The truck pulled over and came to a stop, and Rae slowly poked her head out of the truck bed to see. They were just down the block from her apartment building. Rae hunched back down and raised a hand to put through the bars of the cage so she could rap on the back window. “Hey! Psst! Ringo, you need to pull up closer. We need to get him in as quick as possible. It’s bad enough I have to take him up three floors before we get to my apartment.”
“Can’t. There’s too many cars parked in the way.”
“Really?” That was strange. Although Rae’s new job paid well, she hadn’t been at it long enough to move any place nice, and this entire neighborhood was full of people that couldn’t afford the luxury of a gas-using vehicle. Everyone used the bus or bikes or walked. Never in the entire time that Rae had lived here had she ever seen more than two cars parked on the entire length of the street.
But as she poked her head up again, she saw that there were at least five other cars parked now, all of them newer models. Seeing new cars anywhere in the city was uncommon, but these all looked especially nice. The only people in Fond du Lac that she knew could afford these things were a few of the higher-ups at Merton Security.
“Aw shit,” Rae said as she slouched down again. “It doesn’t take a genius to figure this one out.”
“What?” Edward asked. “What is it?”
“It’s got to be people from Merton. And there aren’t many reasons why the higher ups would be in this neighborhood.”
“Back up. What the hell is Merton?”
“Well, I guess that all goes back to the Uprising, too. After the first several months of having to randomly fight off zombies, Lyle Merton got it in his head that people would pay to have others doing the zombie killing for them. I guess it was a mess at first, since it was basically a war zone and it was kind of hard to determine what a dollar was worth when no one was even sure if there was still a government. So Merton came in and people gave him all this money they thought was worthless, and boom, when the government shows up and says it still exists, Merton was suddenly the richest man in the whole region and in charge of security for everything. There’s companies like Merton Security all across the country, but Merton doesn’t have the same power it once did ever since Lyle Merton himself died.”
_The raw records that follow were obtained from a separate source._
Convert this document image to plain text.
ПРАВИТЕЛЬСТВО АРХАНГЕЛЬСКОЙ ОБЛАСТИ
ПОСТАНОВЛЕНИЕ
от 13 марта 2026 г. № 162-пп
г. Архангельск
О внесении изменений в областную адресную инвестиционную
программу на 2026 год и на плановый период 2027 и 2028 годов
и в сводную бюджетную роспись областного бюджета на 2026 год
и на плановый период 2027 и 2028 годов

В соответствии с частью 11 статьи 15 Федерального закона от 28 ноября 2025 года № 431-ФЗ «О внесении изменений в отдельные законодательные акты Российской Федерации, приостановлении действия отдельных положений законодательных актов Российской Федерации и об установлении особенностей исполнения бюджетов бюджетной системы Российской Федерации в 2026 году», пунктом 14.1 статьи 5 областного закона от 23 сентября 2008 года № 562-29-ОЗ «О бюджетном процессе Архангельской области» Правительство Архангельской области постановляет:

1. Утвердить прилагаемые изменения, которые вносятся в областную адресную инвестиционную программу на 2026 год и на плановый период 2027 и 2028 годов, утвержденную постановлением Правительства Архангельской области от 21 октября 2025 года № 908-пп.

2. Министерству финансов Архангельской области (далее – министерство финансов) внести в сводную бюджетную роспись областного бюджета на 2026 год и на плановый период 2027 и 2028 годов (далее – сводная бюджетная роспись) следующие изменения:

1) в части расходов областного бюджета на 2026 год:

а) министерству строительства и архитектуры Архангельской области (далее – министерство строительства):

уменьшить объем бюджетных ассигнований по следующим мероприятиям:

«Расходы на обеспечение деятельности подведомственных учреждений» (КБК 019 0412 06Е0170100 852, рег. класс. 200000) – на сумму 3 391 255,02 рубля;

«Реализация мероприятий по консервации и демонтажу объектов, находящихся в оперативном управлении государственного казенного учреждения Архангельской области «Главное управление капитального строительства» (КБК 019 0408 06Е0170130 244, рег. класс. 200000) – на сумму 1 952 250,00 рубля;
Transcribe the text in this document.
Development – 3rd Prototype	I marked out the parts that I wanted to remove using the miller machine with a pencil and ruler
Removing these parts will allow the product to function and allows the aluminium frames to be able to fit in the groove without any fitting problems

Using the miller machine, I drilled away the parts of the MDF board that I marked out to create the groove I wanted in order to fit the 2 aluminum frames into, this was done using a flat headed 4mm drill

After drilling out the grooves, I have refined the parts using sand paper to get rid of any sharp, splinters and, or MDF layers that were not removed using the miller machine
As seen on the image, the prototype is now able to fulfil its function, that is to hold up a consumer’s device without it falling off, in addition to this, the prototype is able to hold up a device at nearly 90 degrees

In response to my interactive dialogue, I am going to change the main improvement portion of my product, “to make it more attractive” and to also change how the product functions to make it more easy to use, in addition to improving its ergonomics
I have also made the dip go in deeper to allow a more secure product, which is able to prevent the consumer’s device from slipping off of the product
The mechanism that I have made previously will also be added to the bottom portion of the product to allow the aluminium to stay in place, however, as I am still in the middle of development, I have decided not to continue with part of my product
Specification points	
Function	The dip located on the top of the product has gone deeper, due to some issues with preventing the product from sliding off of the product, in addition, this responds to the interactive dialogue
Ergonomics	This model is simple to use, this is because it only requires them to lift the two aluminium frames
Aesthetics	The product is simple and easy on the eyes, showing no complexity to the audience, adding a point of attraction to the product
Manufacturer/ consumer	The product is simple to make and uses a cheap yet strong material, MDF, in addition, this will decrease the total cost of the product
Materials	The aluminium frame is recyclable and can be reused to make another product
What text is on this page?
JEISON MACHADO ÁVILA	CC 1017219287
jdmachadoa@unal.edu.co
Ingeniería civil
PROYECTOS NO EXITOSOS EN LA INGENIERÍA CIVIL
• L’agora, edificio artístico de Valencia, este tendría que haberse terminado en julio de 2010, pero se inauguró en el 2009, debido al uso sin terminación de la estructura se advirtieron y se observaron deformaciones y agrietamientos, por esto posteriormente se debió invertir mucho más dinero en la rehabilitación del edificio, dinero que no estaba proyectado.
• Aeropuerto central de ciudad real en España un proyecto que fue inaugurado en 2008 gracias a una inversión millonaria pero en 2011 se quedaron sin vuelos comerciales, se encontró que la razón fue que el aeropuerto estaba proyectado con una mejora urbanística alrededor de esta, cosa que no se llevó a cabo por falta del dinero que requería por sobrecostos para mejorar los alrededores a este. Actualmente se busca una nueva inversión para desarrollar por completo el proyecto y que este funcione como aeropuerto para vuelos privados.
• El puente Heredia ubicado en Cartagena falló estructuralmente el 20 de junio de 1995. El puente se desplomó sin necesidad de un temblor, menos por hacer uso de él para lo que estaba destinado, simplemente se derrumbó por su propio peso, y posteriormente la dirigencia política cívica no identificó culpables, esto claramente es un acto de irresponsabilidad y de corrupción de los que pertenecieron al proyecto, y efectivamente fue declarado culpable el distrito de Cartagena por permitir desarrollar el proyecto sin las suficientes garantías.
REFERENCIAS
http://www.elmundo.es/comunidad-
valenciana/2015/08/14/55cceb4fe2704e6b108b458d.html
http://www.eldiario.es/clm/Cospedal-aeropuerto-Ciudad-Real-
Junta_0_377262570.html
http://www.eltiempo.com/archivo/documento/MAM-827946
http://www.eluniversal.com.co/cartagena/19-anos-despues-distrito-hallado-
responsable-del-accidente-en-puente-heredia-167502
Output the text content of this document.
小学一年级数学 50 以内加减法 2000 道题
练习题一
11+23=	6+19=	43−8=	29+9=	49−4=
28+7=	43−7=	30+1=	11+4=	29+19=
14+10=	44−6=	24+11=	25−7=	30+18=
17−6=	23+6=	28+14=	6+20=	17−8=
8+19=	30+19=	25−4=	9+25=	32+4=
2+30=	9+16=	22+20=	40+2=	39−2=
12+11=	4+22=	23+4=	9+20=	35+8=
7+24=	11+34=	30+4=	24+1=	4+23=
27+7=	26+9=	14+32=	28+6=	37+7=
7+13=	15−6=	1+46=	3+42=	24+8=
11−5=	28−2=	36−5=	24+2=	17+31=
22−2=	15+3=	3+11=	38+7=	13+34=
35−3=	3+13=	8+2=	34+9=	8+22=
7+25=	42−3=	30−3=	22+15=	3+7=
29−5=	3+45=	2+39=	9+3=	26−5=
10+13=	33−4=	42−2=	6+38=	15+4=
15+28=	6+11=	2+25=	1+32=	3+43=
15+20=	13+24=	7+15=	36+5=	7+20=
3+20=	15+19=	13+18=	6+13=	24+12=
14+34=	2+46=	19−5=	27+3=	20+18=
“You know,” Edward said, “for someone who says she doesn’t know that much about history you sure are able to talk a lot about it.”
“Well all the stuff about Merton I have to know. It was part of my orientation. Who do you think owns the gate I was stationed at?”
“So why are they here then?”
“Why do you think?” Rae asked. “It would be great for public relations for them if they suddenly caught the world’s only talking and thinking zombie.”
“Oh,” Edward said. “Oh shit. So what, are you going to turn me in?”
“I don’t know. Let me think,” Rae said. She nervously tapped Spanky’s stock and tried to concentrate. Ringo had said that he hadn’t told anyone about Edward yet, and although Charlie had probably blabbed his mouth around by now he wouldn’t know that she had anything to do with it. So the only person that would have been able to tell Merton anything to lead them here would have been Johnny. She couldn’t remember if she had told him not to talk about it, but even if she had he probably would have said something anyway. He was too much of a company man to keep something like this from them. Rae now had to make a choice. She could either try to take Edward somewhere else, or she could let them have him. She had no idea what they would do to Edward if they got him, although they probably wouldn’t kill him outright. They would probably study him first, but she didn’t think Merton’s idea of “study” would be very scientific.